Aahmes-Nefertari apartó la sábana, se acercó al borde del lecho, se inclinó hacia delante y lo abrazó.
—Tal vez ese «uno» a que se refiere el oráculo tampoco sea Ahmose —dijo—. Tal vez sea Ahmose el que muera.
La abrazó con fuerza en reconocimiento de la generosidad de sus palabras, pero negó con la cabeza contra la mejilla cálida de su hermana.

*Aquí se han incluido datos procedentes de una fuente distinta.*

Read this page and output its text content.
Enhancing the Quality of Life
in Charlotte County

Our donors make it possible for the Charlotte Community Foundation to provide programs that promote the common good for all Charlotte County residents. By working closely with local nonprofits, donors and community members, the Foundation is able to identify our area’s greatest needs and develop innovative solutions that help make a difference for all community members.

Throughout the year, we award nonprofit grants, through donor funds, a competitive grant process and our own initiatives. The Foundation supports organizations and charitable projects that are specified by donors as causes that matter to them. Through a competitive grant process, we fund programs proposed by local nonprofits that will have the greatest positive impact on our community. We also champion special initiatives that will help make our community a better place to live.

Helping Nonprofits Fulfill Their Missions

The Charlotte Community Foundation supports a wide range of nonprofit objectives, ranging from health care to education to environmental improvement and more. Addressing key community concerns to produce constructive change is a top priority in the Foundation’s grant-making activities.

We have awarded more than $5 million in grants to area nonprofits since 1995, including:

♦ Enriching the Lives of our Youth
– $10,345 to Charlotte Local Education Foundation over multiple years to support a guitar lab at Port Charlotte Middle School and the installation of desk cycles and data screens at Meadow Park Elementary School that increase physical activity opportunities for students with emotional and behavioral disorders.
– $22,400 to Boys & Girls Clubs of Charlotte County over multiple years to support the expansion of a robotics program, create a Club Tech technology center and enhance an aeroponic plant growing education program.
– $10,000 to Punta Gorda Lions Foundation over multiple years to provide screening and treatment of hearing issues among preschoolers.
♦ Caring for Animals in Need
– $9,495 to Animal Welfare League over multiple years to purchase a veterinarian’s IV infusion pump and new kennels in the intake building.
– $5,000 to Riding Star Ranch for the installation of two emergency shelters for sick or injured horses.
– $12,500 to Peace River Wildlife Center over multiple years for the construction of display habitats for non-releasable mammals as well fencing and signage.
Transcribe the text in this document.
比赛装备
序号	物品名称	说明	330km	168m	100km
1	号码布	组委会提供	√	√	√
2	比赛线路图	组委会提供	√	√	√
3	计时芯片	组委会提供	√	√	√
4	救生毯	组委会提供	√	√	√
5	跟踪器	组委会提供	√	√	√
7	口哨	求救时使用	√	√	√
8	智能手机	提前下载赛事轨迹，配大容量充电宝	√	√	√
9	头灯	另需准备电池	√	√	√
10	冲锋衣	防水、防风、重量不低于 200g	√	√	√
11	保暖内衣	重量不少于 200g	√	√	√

—Eso no concuerda con mi sueño —dijo—. No. Ahmose y yo, juntos, casi hemos completado el trabajo de liberar Egipto, pero será privilegio suyo y no mío reclamar el último premio. —La apartó con suavidad y se levantó—. Gracias por decírmelo. Gracias por no tratarme como Tetisheri y Aahotep te tratan a ti. Quiero pedirte algo. —Ella lo miró intrigada—. Por favor, no compartas esta conversación con Ahmose. Ambos sabemos que no lo convertiría en un hombre arrogante, pero se preocuparía mucho por mí. —Logró esbozar una sonrisa mientras la besaba y se dirigía a la puerta—. ¡Te quiero, hermana!
—Y yo a ti, Kamose. —Lo miraba de frente, como un intercambio entre iguales.
Kamose se sintió algo reconfortado al cerrar la puerta a sus espaldas, y se encaminó a sus habitaciones.